As quatro facas são arremessadas exatamente no mesmo local. Joseph permanece com o semblante inexpressivo, e Eric está de olhos fechados, sua mandíbula tensa.

– Grand finale! - pronuncia Diana.

Eric e Joseph se distanciam do alvo e caminham em direção ao aglomerado de iniciandos. Nenhum dos dois apresenta ferimentos. Joseph se posiciona ao meu lado ao de Clary. Seus dedos se entrelaçam.

– Que isso sirva de lição para os demais iniciandos. Não estão aqui para brincar de arremessar facas. Estão aqui para serem treinados. Estão aqui porque se submeteram a proteger Chicago. Não toleramos qualquer tipo de brincadeira ou piada durante o tempo de iniciação. Caso quisessem isso, poderiam escolher a Amizade. - diz Kira, de modo ríspido.

– Voltaremos aqui após o almoço. - diz Amah e todos os iniciandos seguem em direção ao refeitório.

Ao passar pelos alvos onde os dois garotos permaneceram, percebo que as facas contornaram seus corpos. Uma espécie de desenho com as armas.

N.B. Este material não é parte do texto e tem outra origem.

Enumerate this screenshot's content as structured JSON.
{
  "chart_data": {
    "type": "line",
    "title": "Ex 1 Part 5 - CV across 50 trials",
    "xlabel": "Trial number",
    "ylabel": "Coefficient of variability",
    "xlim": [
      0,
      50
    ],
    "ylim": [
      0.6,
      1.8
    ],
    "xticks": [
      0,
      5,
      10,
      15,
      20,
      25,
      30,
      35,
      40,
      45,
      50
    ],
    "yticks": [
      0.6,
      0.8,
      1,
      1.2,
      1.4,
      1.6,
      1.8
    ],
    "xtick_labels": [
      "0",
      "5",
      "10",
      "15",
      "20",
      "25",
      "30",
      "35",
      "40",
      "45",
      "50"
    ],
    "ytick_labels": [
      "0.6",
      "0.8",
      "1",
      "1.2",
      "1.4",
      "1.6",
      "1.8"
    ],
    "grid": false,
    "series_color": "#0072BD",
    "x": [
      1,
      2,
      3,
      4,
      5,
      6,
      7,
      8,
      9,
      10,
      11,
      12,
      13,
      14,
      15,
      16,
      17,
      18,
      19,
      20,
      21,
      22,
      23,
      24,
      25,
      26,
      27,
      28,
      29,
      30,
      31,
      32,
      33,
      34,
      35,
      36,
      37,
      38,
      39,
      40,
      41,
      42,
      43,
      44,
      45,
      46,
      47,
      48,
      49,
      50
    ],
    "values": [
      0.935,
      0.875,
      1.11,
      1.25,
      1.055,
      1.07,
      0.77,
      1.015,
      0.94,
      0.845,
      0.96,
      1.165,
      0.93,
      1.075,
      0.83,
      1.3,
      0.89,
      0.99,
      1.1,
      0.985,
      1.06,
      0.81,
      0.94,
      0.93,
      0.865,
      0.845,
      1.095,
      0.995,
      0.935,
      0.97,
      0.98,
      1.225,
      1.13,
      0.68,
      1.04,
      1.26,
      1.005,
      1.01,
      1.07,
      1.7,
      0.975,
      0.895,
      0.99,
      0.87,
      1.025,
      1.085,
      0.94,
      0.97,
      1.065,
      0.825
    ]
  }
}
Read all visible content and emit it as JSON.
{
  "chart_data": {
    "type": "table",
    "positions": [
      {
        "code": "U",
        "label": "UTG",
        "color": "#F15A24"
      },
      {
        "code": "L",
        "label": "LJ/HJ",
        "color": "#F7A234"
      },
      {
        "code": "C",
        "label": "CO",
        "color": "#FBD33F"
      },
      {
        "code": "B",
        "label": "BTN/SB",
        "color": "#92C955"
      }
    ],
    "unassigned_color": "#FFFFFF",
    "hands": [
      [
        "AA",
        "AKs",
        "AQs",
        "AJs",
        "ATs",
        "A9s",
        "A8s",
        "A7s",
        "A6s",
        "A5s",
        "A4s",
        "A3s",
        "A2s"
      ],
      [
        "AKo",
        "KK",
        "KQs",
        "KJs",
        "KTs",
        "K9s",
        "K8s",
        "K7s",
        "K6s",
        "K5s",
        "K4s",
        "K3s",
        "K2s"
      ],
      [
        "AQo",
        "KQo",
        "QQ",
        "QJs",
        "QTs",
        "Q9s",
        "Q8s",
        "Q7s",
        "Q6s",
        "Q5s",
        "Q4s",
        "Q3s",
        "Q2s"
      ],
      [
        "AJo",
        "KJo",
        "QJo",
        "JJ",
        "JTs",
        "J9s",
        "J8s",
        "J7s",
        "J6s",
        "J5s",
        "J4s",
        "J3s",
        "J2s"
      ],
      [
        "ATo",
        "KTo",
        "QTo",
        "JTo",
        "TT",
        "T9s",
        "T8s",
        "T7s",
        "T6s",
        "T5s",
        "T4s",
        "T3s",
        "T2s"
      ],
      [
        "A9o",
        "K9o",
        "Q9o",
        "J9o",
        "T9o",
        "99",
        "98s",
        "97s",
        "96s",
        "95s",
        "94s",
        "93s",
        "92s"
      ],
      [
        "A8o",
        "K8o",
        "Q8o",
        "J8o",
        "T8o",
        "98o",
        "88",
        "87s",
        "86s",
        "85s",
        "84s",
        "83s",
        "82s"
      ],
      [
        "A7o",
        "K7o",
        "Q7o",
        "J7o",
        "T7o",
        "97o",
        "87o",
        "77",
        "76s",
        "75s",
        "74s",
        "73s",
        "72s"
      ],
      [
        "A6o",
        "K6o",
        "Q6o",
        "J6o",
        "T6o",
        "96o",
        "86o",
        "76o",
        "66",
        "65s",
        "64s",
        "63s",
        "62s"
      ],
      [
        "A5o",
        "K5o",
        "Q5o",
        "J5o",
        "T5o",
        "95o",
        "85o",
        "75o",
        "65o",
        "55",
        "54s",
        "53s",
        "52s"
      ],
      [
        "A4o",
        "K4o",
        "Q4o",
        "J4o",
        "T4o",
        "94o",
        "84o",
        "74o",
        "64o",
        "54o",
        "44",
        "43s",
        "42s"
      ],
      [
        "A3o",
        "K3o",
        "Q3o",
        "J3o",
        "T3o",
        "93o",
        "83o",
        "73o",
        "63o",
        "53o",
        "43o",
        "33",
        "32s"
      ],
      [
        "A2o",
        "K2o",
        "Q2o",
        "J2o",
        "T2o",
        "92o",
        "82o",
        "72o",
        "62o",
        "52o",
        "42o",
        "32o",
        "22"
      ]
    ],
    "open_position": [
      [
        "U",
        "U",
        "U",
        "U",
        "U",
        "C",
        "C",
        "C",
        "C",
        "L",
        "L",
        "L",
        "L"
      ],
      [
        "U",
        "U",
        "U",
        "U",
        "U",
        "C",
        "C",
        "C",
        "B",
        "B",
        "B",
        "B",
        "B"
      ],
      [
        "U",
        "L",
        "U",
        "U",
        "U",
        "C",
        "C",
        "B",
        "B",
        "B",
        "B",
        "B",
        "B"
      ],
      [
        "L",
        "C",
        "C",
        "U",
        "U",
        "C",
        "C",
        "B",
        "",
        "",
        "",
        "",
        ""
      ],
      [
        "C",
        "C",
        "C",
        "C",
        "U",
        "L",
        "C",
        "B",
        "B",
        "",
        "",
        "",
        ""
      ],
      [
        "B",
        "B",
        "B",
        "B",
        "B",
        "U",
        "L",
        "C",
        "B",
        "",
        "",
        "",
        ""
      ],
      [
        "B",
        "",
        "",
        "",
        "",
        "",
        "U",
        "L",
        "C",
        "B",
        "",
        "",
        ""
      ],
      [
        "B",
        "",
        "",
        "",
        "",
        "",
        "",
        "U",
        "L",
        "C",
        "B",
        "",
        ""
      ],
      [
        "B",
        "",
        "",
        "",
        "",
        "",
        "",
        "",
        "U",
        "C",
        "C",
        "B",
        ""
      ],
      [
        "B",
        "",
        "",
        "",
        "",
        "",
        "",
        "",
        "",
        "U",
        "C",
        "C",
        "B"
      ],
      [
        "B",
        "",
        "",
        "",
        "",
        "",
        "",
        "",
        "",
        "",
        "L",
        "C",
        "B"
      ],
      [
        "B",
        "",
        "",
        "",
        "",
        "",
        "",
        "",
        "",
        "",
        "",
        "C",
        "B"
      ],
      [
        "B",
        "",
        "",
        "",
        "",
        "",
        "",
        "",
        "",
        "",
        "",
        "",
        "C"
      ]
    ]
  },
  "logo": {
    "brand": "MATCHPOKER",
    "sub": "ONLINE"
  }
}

Clary repara o mesmo.

– Quase uma obra de arte! - ela sorri.

– Kira é uma babaca. - Joseph reclama. - Até na Erudição havia pessoas com senso de humor melhor que o dela.

– Que seja. - Clary diz.

Antes de sairmos, seguro uma das facas e corro em direção ao alvo de Eric.

– O que está fazendo? - indaga Joseph.

Não respondo. Fecho os meus olhos e arremesso.

Abrindo-os, vejo que a faca atingira o centro do alvo.

– Treinando. - digo. - Estou treinando.

+++

Ao fim do almoço, estávamos voltando ao centro de treinamento. Meu corpo estava relaxado, mas minha mente era um turbilhão de pensamentos. Dentre eles, a conversa de Tori era a mais evidente.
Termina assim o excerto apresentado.